Why Gyms and Unstaffed Facilities Have a Tailgating Problem
Many gyms operate for long stretches with nobody physically watching the entrance. Members authenticate with an app, key card or QR code, which makes 24/7 operation possible — and creates an obvious opportunity for misuse.
One membership, two people
A member can authenticate normally and simply let a second person in behind them. The access-control system records a valid member and access granted — from its perspective, nothing unusual happened. Commercially, the situation looks different: one membership just provided access for two people. At scale, that’s not just a security question, it’s a direct revenue problem.
Why cameras alone don’t solve it
Most gyms already have cameras, but that doesn’t mean they have an efficient way to catch membership misuse. Reviewing a full day of entrance footage by hand means watching every entry, counting how many people came through, checking the time, finding the matching access record, and deciding whether each person had valid access, then repeating that hundreds of times. Technically possible; operationally unrealistic.
Focusing attention on the exceptions
Gatech’s tailgating detection layer is built to connect entrance activity with access-control events automatically, instead of asking staff to investigate every normal entry. It can surface situations such as one authorization that appears to correspond with multiple people entering, entrance activity with no matching authorized event at all, entry that follows a denied access attempt, or usage patterns that suggest the same credential is being shared. The point isn’t to accuse a member automatically — it’s to give staff a manageable list of events worth a second look.
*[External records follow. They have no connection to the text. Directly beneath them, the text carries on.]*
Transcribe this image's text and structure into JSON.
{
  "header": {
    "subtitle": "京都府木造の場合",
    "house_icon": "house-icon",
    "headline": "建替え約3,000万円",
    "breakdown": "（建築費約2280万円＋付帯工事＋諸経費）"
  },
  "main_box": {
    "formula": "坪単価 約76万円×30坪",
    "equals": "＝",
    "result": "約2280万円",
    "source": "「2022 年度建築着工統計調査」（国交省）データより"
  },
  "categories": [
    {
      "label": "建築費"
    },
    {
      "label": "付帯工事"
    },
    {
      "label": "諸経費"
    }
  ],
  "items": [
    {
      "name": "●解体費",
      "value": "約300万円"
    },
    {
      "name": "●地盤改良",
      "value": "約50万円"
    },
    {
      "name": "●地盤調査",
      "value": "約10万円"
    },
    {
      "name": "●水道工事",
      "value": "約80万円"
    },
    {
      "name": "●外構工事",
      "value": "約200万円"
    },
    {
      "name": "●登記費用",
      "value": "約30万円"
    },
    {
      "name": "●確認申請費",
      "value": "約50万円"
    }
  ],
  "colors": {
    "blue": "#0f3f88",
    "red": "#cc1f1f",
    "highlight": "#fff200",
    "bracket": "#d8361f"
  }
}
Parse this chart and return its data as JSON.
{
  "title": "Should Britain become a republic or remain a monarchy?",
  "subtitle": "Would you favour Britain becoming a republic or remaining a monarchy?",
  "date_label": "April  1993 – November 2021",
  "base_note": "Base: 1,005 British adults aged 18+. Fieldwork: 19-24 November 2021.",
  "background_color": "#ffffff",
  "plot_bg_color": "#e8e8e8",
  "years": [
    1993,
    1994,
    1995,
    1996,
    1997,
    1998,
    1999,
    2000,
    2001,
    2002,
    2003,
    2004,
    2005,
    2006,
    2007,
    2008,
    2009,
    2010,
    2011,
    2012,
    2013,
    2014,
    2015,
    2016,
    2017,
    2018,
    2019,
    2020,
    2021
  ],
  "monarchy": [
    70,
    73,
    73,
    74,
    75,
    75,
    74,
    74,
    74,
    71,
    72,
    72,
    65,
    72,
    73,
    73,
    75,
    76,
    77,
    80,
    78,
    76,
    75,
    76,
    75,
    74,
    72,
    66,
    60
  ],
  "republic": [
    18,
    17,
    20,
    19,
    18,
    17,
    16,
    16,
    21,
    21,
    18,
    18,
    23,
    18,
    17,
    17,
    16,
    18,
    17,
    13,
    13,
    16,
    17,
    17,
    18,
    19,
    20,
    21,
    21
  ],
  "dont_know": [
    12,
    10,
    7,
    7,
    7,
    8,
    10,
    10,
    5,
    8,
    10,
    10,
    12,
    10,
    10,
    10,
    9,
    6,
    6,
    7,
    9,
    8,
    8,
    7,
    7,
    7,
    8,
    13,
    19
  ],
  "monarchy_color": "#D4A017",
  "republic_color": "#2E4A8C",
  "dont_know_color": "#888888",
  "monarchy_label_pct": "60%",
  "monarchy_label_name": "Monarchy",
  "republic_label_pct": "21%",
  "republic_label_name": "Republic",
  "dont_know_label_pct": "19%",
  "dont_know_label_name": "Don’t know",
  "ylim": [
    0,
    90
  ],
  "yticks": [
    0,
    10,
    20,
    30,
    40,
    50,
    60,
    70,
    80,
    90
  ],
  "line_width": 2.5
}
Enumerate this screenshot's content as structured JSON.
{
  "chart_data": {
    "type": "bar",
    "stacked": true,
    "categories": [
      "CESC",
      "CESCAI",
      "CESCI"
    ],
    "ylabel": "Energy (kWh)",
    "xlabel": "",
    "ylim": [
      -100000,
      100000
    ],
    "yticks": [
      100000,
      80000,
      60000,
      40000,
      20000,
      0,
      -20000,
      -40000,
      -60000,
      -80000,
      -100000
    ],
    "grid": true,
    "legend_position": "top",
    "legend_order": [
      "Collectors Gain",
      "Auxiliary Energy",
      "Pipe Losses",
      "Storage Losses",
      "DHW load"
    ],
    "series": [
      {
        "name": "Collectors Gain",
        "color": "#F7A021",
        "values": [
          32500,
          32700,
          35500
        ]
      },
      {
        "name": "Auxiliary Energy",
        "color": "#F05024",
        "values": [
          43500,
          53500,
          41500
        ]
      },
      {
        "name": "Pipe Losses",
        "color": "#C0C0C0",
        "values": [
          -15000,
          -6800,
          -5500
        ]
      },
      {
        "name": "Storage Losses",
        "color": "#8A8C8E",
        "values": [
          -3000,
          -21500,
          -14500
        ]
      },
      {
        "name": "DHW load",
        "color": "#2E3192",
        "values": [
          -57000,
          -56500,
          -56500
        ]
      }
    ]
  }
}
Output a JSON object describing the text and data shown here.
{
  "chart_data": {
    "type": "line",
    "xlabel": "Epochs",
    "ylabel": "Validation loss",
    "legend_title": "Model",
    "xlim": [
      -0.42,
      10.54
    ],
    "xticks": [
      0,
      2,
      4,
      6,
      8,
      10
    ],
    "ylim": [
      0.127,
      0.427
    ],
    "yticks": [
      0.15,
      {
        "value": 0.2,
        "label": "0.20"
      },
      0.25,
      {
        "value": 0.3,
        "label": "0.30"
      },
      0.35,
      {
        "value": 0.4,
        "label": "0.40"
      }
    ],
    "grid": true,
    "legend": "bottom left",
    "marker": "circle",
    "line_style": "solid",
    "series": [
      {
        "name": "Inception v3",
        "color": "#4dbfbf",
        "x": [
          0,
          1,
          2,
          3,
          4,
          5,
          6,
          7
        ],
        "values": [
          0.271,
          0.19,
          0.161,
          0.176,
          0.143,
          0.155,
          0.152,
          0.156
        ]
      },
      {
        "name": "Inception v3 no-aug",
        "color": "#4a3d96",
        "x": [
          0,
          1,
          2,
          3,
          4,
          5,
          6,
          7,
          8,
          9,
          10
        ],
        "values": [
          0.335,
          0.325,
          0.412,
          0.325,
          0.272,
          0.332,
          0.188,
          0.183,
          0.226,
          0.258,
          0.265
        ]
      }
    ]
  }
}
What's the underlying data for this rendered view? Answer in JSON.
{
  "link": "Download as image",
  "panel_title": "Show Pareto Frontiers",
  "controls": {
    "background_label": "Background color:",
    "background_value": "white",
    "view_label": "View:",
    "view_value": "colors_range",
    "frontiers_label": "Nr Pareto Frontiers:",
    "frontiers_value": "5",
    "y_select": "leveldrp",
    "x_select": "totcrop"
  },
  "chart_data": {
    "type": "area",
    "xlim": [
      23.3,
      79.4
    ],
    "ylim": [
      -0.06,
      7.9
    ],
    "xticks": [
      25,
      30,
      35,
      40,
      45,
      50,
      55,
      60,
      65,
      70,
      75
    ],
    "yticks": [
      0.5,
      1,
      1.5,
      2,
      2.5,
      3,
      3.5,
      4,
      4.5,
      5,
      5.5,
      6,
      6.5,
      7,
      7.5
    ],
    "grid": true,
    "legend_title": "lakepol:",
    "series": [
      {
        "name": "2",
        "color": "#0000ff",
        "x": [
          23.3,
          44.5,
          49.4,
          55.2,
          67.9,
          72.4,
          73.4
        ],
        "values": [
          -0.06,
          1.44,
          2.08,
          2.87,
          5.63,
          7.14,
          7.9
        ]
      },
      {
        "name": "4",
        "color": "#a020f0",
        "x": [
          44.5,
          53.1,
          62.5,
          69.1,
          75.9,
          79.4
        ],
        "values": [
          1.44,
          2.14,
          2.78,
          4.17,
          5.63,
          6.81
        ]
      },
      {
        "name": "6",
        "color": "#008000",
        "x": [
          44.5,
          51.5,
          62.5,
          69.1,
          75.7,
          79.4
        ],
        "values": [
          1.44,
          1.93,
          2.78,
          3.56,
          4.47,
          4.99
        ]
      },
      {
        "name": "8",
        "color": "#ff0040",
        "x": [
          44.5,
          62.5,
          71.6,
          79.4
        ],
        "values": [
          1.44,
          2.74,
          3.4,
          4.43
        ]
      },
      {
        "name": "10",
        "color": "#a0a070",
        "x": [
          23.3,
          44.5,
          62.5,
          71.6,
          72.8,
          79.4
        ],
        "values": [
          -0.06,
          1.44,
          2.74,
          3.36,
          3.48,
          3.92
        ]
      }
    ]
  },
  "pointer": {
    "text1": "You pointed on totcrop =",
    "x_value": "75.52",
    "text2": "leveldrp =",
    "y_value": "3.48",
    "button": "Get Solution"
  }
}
Evidence, not just an alert
A notification that simply says “possible tailgating at 18:43” still leaves someone to work out what actually happened. The system is built around event review: a flagged incident comes with the matching footage and access information, so an operator can judge whether it was normal activity, accidental, a policy issue, deliberate sharing, or something that needs further action — a more defensible process than acting on an automated flag alone.
Privacy by design
There’s an important difference between analyzing entrance activity and identifying people biometrically. This layer doesn’t need facial recognition to do its job, and processing can run locally rather than continuously uploading video to an external service. For gyms operating in privacy-sensitive markets, that distinction matters: the goal is to catch access anomalies with the minimum data processing necessary.
Protecting revenue and access integrity together
For a gym, tailgating isn’t only about keeping an unknown person out. It’s about protecting what a membership is actually worth. If one membership routinely lets several people in, paying members are effectively subsidizing the ones who aren’t. Technology can’t eliminate every form of misuse, but it can make misuse far easier to spot, and that changes the economics of the problem.
Frequently asked questions
Does catching membership sharing require facial recognition?
No. The system is designed to work without identifying members biometrically — it correlates entrance activity with access events instead.
How fast can an unstaffed gym expect to see results?
Mismatches between scans and entries show up as soon as the system is live, since the comparison happens automatically.
Does this only apply to gyms?
No. The same pattern shows up anywhere access is granted per person but the entrance itself can be shared, including coworking spaces, offices and residential buildings.